LARS offers a full line of strategic planning consultation services to customers. This service is based on over 30 years of experience conducting research and implementation studies in the field of school- and community-based research. We began by conducting some of the largest to date school- and community-based studies in the field of drug prevention and health promotion. In one case, we tracked over 6,000 urban youth annually for over 10 years. In another study, we longitudinally tracked middle school students from age 13 to 26, assessing them using several different modalities (survey, phone interview and ACASI). We have now expanded this work to include family-based studies involving dyadic studies (parent and child) and also the Outcome Evaluation of the National Youth Anti-Drug Media Campaign, where we worked closely with Westat, Inc. to develop a sampling frame and assessment strategy following almost 4,000 families tracked over four years. Our expertise includes spider-linked batch trace methods, implementing unique follow-up methods, and multi-method survey designs including CAPI, ACASI, RDD, telephone, paper-and-pencil, mailed, and Interactive Voice Recording (IVR). We expanded our work to include the design of community-based participatory research studies, developing randomized clinical trials working with physicians using the chronic care model (practice reorganization) and developing self-management training for patients living with genetic blood disorders. This work includes trial design, developing human subjects’ protocols, curriculum development, execution and logistics planning, cost accounting, and execution in the field (training providers and conducting process evaluations to assess intervention fidelity and adherence).

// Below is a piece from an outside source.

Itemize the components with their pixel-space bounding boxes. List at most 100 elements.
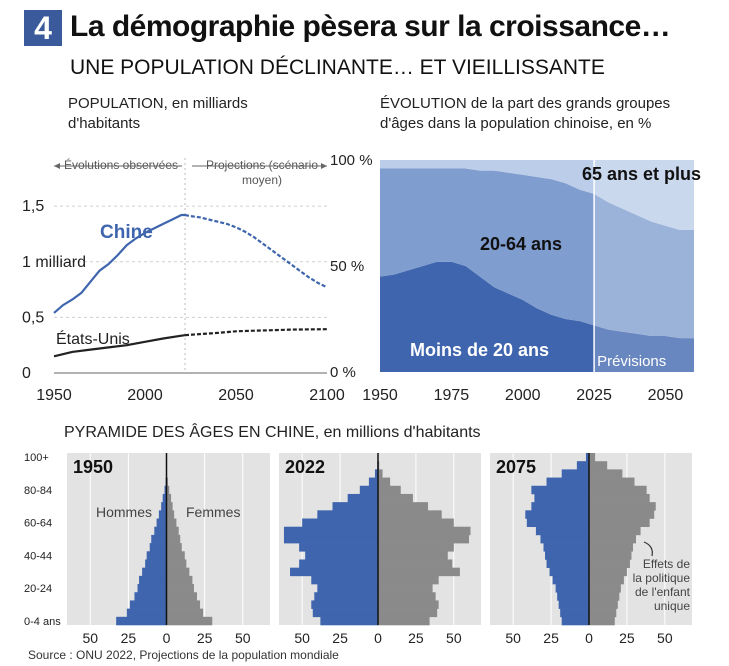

It is not easy to mount RCTs in schools and likewise the same pitfalls exist in community-based studies. There are recruitment concerns, sampling issues, and problems that arise with retention (or conversely with attrition bias), all of which must be considered prior to implementation. There are also measurement concerns as unreliable instruments can affect estimation of treatment effects (lack of model precision). Many of the different steps required to mount large trials of this nature take years of experience to develop and understand the implications and this is part of the service we bring to clients, basing our expertise on the combination of accumulated wisdom and practical experience. We also assist clients by helping them address some of the methodological and statistical issues that crop up with longitudinal studies, some which are design related (when to stage assessments and what methods to use for data collection) and some that address statistical concerns (how to treat missing data and what is the best way to analyze data). Again, we offer a full line of consultation services, helping clients address these “concerns” before they become logistical nightmares and compromise the research findings.

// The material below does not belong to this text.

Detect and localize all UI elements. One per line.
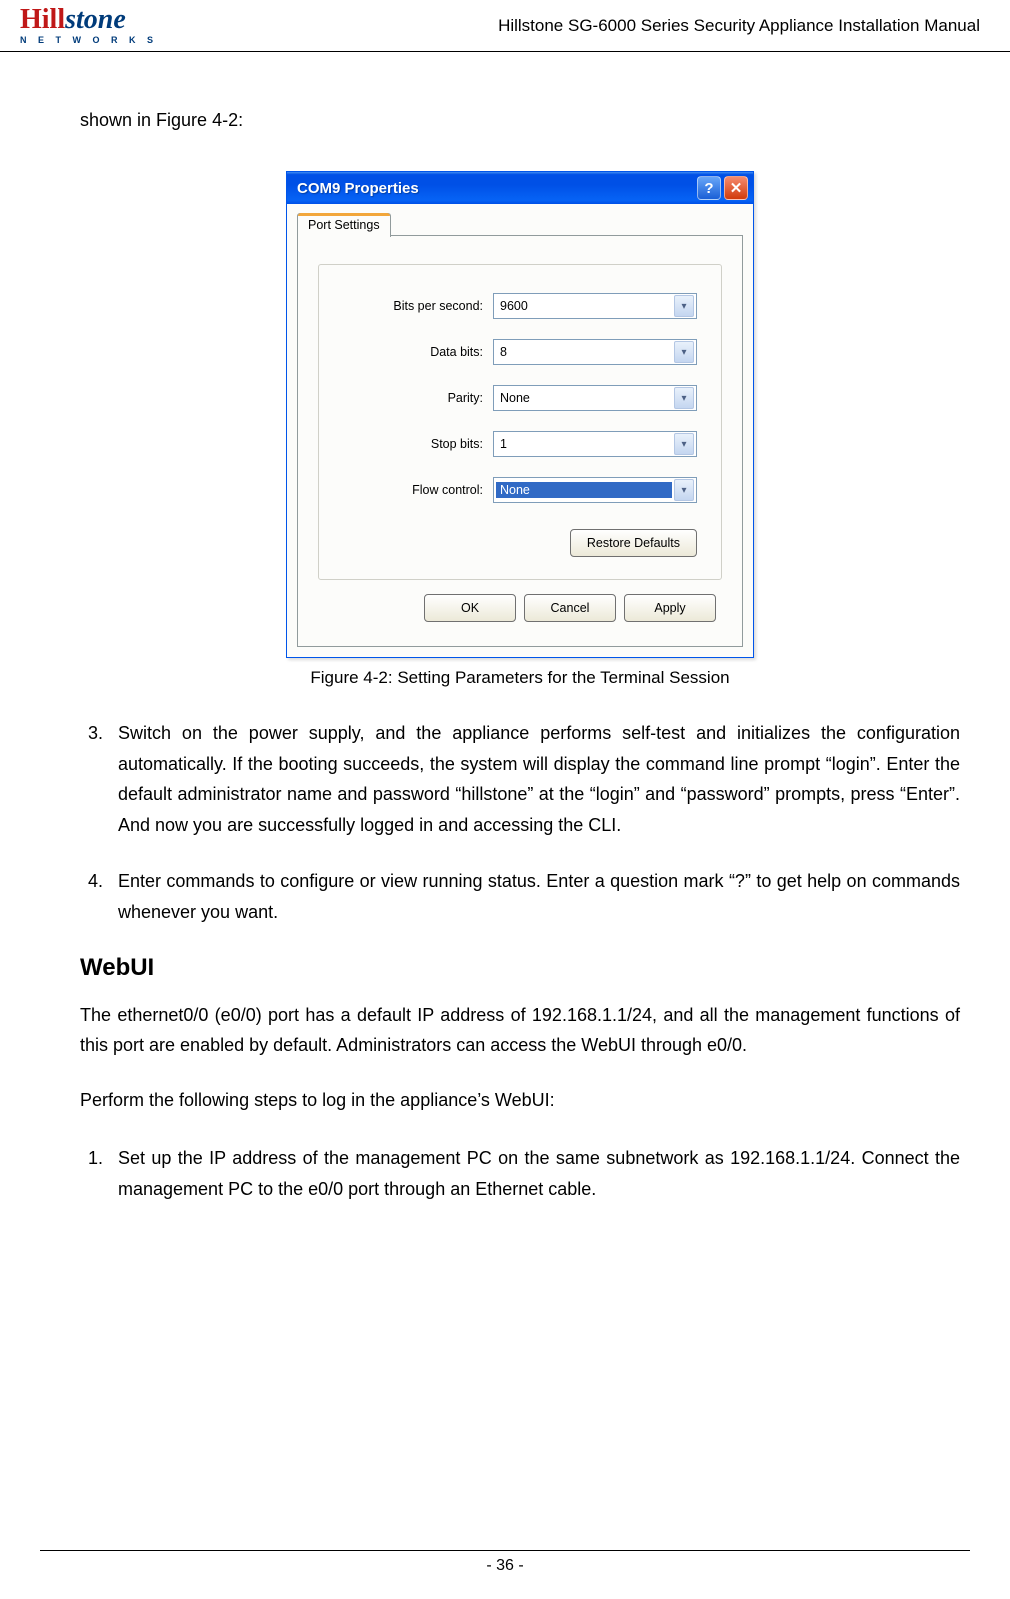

There is also an extremely exciting addition to our portfolio of services that includes technology-based studies. This focus involves helping clients develop Small Innovative Research Grants (SBIR) funded through the National Institutes of Health. SBIR grants, which can be funded up to 1,150,000 involve testing a commercial product that fits with the overall mandate of the NIH to improve the quality of people’s lives, including their mental or physical health. We have been working closely with several partners to develop these applications from the ground up, including lending our expertise in study design, research methodology, curriculum development, and program evaluation. While many of these studies involve the same technical criteria as RCTs, they differ because of the “technology” being tested. In the case of SBIR grants, we work closely with clients that wish to test the efficacy of a web-based or smartphone application as part of a behavioral change intervention. Examples of several projects include developing applications for mental health, hearing disorders, lupus awareness, dental hygiene, HIV risk reduction, e-cigarette prevention, alcohol and drug education, training professionals working with childhood autism spectrum disorders, and pediatric rheumatic diseases. In all of these cases, we apply our research skills to augment existing “technological” services provided by other collaborators; framing the grants with solid research designs and implementing rigorous evaluation plans. This type of handshaking of skills has resulted in several millions of dollars of NIH funded grants to develop products with commercial market potential. In several instances, we follow-up the commercial venture with introductions to the venture capital community for additional investment advice.